Должна сказать, Эдвард, что я не предполагала найти в вас такого черствого слушателя. Как вы не можете понять, что для меня Джозеф был кем-то вроде волшебника? Он пришел и разом изменил всю мою жизнь, не пользуясь для этого ничем, кроме слов. Даже его несуразная ложь, когда я раскусила ее, показалась мне продолжением его чудес. Ага – вы смущены… Уверена, что, когда я объяснюсь до конца, вы будете смотреть на меня как на сумасшедшую. Хотя, может быть, так оно и есть, кто знает?.. Так вот: Джозефу удалось победить серьезнейшую болезнь, от которой нет лекарства. Лучшие врачи, светила медицинской науки отступились перед грандиозностью задачи – найти лекарство от брайтовой болезни почек, – а Джозеф Скотчер, мой преданный, мой талантливый секретарь справился! Понимаете? Он вылечился от болезни Брайта тем, что никогда ее не имел… Не надо! Не говорите мне, что оказаться лжецом и излечиться от болезни Брайта – не одно и то же! Я знаю это не хуже вас. Просто объясняю вам, что была глубоко несчастна и изнывала от страха потерять моего дорогого Джозефа, а потом узнала, что он не умирает и, скорее всего, ничем не болен. Для меня это было равносильно тому, как если б он был при смерти и излечился. Равносильно в смысле метафорическом, а не фактическом.
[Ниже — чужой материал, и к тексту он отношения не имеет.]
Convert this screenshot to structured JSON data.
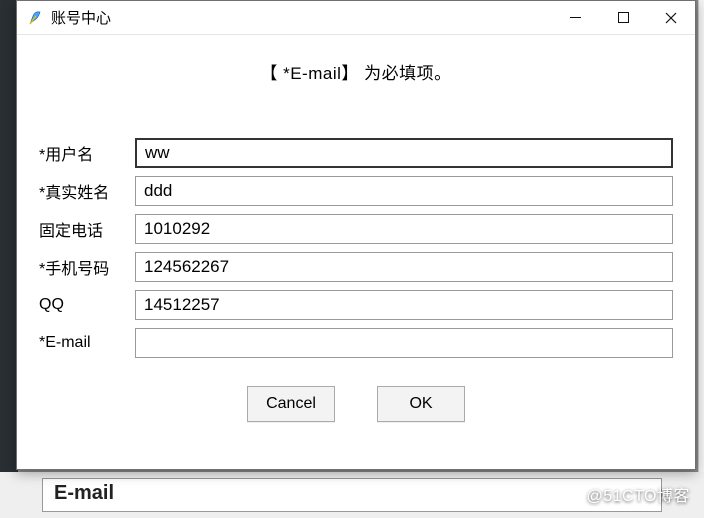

Ну вот, теперь вы осуждаете меня, Эдвард! Наверное, вы и на Джозефа сердитесь за то, что он сумел провести вас за то короткое время, что вы его знали. Пожалуйста, попытайтесь понять: он не лгал ни вам, ни мне, вообще никому. Он просто… видоизменял правду, потому что так ему было комфортнее. Только вот я никогда уже не узнаю почему. Никогда не доберусь до сути этой загадки.